When he arrived at the first house on his route he was greeted by the whole family there, who congratulated him and sent him on his way with a big gift envelope.

At the second house they presented him with a box of fine cigars.

The folks at the third house handed him a selection of terrific fishing lures.

At the fourth house he was met at the door by a strikingly beautiful woman in a revealing negligee.

She took him by the hand, gently led him through the door, and led him up the stairs to the bedroom where she blew his mind with the most passionate love he had ever experienced.

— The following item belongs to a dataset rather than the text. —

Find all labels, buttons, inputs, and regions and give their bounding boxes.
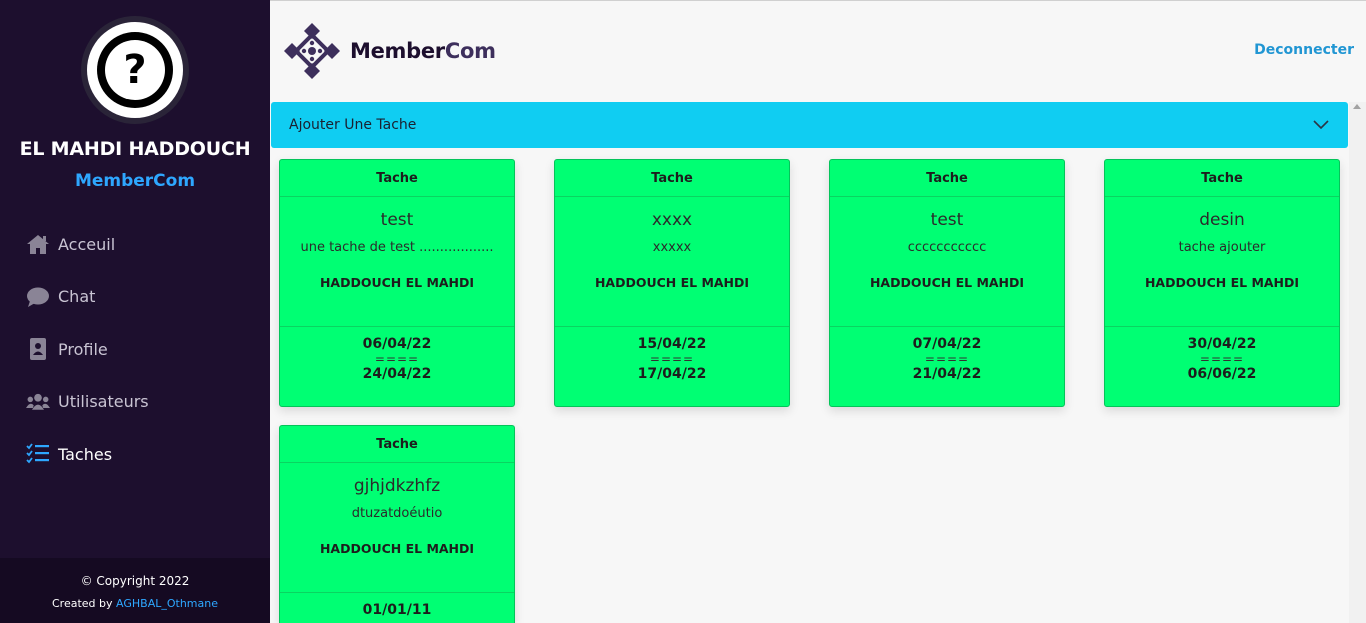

When he had had enough they went downstairs, where she fixed him a giant breakfast, eggs, potatoes, ham, sausage, blueberry waffles, and fresh squeezed orange juice.

When he was truly satisfied she poured him a cup of steaming coffee.

As she was pouring, he noticed a dollar bill sticking out from under the cup's bottom edge. "All this was just too wonderful for words," he said, "but what's the dollar for?"

"Well," she said, "last night, I told my husband that today would be your last day, and that we should do something special for you. I asked him what to give you."

He said, "Fuck him, give him a dollar."

The lady then said, "The breakfast was my idea."